The XInclude trick allows you to develop and test a real CSS file such as
docbook2.css, and then import it as part of the CSS source file. That works because
XInclude has a parse="text" feature.
Bob Stayton
Sagehill Enterprises
[email protected]
----- Original Message -----
From: "Robert Nagle" <[email protected]>
To: <[email protected]>
Cc: "Dave Pawson" <[email protected]>
Sent: Wednesday, July 18, 2012 12:13 AM
Subject: [docbook-apps] Re: generating a custom css to epub3 -- how? (+
italics?)
Ok, I haven't achieved my goal, which is causing docbook2.css to be
copied into the target directory. The xhtml references the
docbook2.css file though.
Ok, Dave are you saying that I need to preprocess the xsl
customization layer in order to expand the xinclude and drop the css
stuff inside? Then, after I have done this, I will have to process it
again? (something akin to two pass processing).
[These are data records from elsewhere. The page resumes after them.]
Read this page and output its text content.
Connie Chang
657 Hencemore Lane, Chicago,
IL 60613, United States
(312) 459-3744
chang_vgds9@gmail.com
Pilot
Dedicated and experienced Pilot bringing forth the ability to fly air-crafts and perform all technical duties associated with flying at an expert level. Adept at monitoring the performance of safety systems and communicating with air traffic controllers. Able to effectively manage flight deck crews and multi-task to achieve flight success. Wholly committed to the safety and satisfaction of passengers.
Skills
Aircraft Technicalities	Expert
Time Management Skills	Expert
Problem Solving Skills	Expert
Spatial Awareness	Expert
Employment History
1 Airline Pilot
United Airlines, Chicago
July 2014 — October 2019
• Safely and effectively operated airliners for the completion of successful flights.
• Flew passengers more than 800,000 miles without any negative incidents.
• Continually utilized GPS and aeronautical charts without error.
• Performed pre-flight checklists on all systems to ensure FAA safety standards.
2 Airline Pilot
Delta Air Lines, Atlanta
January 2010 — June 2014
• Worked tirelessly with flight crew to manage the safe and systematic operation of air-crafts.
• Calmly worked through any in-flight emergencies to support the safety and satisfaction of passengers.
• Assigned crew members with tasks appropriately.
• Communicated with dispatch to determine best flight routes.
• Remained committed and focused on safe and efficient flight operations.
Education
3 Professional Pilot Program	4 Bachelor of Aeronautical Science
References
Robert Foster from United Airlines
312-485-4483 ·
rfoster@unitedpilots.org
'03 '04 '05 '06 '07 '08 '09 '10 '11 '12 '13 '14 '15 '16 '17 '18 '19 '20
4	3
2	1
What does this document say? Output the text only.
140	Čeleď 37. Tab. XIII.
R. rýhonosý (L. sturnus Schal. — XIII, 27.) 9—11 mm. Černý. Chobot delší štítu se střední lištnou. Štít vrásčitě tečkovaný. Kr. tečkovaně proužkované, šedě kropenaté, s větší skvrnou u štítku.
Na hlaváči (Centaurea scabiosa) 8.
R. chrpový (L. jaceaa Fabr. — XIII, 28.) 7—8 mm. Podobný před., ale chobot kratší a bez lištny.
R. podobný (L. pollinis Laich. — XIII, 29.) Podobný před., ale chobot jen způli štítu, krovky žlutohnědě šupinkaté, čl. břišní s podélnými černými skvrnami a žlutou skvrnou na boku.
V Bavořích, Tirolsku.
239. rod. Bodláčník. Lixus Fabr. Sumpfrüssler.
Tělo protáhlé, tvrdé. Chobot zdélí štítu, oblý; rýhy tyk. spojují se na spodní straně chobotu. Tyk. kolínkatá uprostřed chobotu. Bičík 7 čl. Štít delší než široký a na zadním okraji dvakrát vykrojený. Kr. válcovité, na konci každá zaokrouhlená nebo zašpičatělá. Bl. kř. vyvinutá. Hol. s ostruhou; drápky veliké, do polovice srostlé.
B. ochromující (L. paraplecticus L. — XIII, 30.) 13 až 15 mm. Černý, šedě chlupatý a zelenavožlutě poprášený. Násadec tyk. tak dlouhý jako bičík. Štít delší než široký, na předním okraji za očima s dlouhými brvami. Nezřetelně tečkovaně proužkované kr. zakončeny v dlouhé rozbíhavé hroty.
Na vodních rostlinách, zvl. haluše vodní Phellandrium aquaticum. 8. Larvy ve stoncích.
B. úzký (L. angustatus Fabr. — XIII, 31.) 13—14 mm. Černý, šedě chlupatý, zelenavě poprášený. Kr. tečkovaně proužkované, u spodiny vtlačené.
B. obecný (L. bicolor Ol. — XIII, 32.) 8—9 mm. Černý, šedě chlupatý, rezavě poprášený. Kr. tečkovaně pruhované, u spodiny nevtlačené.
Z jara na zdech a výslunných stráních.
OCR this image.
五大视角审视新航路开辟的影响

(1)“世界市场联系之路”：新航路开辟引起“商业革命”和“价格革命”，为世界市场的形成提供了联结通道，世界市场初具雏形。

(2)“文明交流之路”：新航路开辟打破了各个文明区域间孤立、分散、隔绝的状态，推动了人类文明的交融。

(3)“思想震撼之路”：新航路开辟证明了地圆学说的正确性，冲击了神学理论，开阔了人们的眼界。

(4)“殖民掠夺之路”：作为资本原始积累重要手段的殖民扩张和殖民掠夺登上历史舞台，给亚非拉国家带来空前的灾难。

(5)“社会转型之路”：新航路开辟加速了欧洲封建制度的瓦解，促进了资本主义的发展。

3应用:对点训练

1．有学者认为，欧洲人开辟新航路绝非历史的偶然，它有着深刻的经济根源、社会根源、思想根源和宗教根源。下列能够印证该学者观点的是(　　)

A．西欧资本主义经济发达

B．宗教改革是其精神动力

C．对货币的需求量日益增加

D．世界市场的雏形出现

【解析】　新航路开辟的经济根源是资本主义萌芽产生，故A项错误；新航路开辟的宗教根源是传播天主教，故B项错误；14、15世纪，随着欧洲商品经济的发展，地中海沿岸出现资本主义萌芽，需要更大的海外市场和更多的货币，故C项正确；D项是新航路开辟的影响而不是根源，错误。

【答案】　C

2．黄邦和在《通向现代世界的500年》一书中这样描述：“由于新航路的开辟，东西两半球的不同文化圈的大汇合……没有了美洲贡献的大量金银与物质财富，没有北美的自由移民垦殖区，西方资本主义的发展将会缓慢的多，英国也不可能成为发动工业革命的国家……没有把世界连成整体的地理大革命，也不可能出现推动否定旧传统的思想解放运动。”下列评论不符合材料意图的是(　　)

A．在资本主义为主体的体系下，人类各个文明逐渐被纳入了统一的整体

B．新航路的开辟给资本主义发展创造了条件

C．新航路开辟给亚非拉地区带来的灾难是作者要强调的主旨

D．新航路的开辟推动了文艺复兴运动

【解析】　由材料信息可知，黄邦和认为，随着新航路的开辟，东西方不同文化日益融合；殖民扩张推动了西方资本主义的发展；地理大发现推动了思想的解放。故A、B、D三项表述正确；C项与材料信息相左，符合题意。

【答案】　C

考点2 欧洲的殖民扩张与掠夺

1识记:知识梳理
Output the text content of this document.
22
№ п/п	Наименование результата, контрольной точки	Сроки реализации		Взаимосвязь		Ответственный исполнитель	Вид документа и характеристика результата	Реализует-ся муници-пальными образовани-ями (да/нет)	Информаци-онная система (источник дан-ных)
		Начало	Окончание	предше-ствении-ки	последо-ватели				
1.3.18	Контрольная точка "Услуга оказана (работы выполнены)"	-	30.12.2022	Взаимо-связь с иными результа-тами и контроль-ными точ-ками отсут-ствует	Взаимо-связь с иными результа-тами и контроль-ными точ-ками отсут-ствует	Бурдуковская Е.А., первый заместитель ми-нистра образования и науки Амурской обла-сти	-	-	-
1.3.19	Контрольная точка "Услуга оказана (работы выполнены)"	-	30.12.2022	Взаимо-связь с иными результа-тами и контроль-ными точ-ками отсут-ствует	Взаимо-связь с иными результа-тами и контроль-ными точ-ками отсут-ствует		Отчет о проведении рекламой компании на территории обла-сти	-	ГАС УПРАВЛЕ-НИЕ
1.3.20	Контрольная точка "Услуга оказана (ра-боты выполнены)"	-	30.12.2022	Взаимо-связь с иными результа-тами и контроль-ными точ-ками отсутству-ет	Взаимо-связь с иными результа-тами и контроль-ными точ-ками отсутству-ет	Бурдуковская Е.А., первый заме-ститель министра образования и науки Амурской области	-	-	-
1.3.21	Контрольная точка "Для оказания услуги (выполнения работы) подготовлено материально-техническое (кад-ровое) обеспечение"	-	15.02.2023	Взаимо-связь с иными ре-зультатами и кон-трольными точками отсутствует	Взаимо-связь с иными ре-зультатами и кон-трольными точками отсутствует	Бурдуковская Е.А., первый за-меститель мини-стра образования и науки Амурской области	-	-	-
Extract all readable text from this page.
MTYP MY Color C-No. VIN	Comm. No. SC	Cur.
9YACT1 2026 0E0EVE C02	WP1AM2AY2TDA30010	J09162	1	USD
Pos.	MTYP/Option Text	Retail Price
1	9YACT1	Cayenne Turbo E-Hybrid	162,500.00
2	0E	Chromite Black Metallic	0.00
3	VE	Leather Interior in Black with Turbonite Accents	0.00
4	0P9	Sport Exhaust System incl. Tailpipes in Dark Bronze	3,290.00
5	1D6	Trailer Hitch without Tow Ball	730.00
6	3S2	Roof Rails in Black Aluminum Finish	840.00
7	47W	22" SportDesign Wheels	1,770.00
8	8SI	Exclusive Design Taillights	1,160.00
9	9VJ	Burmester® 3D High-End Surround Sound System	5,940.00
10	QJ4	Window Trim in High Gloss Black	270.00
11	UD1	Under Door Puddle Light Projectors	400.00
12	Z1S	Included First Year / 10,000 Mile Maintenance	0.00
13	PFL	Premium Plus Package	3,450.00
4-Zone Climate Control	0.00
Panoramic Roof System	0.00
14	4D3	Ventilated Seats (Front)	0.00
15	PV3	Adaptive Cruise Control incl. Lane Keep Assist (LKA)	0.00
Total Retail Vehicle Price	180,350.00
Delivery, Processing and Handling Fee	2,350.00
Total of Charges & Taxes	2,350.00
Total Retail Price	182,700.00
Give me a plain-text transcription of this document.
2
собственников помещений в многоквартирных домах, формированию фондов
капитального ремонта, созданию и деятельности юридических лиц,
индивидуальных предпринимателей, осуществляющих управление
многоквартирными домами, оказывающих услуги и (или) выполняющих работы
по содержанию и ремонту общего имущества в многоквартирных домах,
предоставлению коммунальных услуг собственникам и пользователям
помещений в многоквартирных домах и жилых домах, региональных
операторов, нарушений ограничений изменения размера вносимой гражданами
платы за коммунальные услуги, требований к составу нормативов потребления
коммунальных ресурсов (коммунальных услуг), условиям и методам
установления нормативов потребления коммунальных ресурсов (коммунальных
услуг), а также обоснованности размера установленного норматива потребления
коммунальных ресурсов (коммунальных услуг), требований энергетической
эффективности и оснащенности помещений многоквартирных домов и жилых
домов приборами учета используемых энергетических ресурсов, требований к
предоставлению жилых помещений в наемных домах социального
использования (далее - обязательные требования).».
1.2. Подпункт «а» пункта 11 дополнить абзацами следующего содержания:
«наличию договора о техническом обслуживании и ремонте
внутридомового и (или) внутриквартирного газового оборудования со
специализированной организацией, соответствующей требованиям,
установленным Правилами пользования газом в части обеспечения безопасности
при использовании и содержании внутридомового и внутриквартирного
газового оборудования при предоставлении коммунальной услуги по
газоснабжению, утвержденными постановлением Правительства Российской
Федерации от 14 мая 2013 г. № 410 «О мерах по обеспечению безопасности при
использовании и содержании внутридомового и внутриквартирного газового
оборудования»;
How would I do this with Saxon (if it's possible)? Would I need to do
two-pass processing (where I process it into an intermediary file?
***************************************
The problem is that I don't know what's going on with these
parameters, and what Bob's answer means. Am I including a css file or
an xml file which contains css information?
Dave Pawson replied:
The 'text' bit
<xi:include href="docbook2.css" parse="text"
says that it is plain text, i.e. not XML.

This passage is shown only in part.